The human papillomavirus 16 E5 protein, the least well-studied of the three known oncogenic HPV proteins, was reported in 2012 to be a viroporin. This was the first known example of an oncogenic viroporin.
Because some viroporins are essential for viral propagation, they are often considered to be appealing drug targets for development of antiviral drugs. Although many chemical compounds have been reported to interfere with the ion channel functions of various viroporins, clinical usage is relatively rare. Amantadine, which was discovered in the 1960s and has been in clinical use against influenza A for some time, is an example of a viroporin-targeting drug; however, a 2014 Cochrane review did not find benefit for its use.
Viroporins can be found in a large number of viruses with distinct genomic organizations and replication mechanisms.

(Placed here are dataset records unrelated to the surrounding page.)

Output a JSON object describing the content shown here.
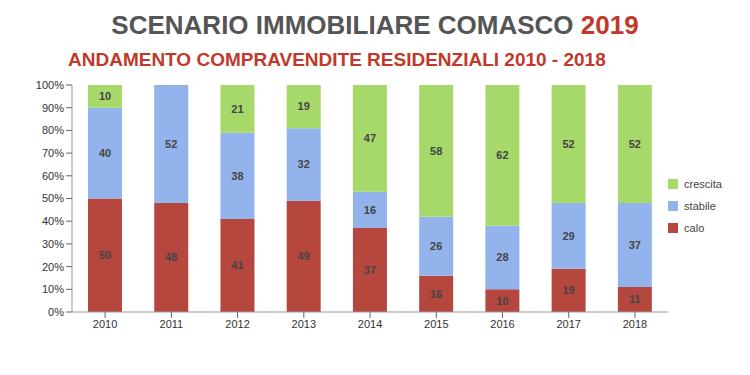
{
  "chart_data": {
    "type": "bar",
    "title": "SCENARIO IMMOBILIARE COMASCO 2019",
    "subtitle": "ANDAMENTO COMPRAVENDITE RESIDENZIALI 2010 - 2018",
    "categories": [
      "2010",
      "2011",
      "2012",
      "2013",
      "2014",
      "2015",
      "2016",
      "2017",
      "2018"
    ],
    "series": [
      {
        "name": "calo",
        "color": "#b5473f",
        "values": [
          50,
          48,
          41,
          49,
          37,
          16,
          10,
          19,
          11
        ]
      },
      {
        "name": "stabile",
        "color": "#93b3ec",
        "values": [
          40,
          52,
          38,
          32,
          16,
          26,
          28,
          29,
          37
        ]
      },
      {
        "name": "crescita",
        "color": "#a6d96a",
        "values": [
          10,
          0,
          21,
          19,
          47,
          58,
          62,
          52,
          52
        ]
      }
    ],
    "ylim": [
      0,
      100
    ],
    "yticks": [
      {
        "value": 0,
        "label": "0%"
      },
      {
        "value": 10,
        "label": "10%"
      },
      {
        "value": 20,
        "label": "20%"
      },
      {
        "value": 30,
        "label": "30%"
      },
      {
        "value": 40,
        "label": "40%"
      },
      {
        "value": 50,
        "label": "50%"
      },
      {
        "value": 60,
        "label": "60%"
      },
      {
        "value": 70,
        "label": "70%"
      },
      {
        "value": 80,
        "label": "80%"
      },
      {
        "value": 90,
        "label": "90%"
      },
      {
        "value": 100,
        "label": "100%"
      }
    ],
    "stacked": true,
    "data_labels": true,
    "grid": false,
    "legend": "right"
  }
}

|Coronaviridae||SARS coronavirus||(+)ssRNA||E protein, 3A protein|
|Coronaviridae||Murine hepatitis virus||(+)ssRNA||E protein|
|Flaviviridae||Hepatitis C virus||(+)ssRNA||p7 protein|
|Orthomyxoviridae||Influenza A virus||(-)ssRNA||M2 protein|
|Orthomyxoviridae||Influenza B virus||(-)ssRNA||NB protein, BM2 protein|
|Orthomyxoviridae||Influenza C virus||(-)ssRNA||CM2 protein|
|Papillomaviridae||Human papillomavirus 16||dsDNA||E protein|
|Phycodnaviridae||Paramecium bursaria chlorella virus 1||dsDNA||Kcv protein|
|Phycodnaviridae||Acanthocystis turfacea chlorella virus 1||dsDNA||Kcv protein|
|Picornaviridae||Enterovirus 71||(+)ssRNA||Protein 2B|
|Picornaviridae||Poliovirus||(+)ssRNA||Protein 2B, Protein 3A|
|Pneumoviridae||Human respiratory syncytial virus||(-)ssRNA||Small hydrophobic (SH) protein|
|Polyomaviridae||SV40||dsDNA||Viral protein 4|
|Reoviridae||Avian reovirus||dsRNA||p10 protein|
|Retroviridae||Human immunodeficiency virus 1||ssRNA-RT||Vpu|
|Rhabdoviridae||Bovine ephemeral fever virus||(-)ssRNA||Alpha 10p protein|
|Togaviridae||Semliki Forest virus||(+)ssRNA||Protein 6K|
|Togaviridae||Sindbis virus||(+)ssRNA||Protein 6K|
|Togaviridae||Ross River virus||(+)ssRNA||Protein 6K|
This table represents a composite of Table 1 from Gonzalez et al. 2003, Table 1 from Wang et al. 2011, and Table 1, Box 1, and Box 2 from Nieva et al. 2012.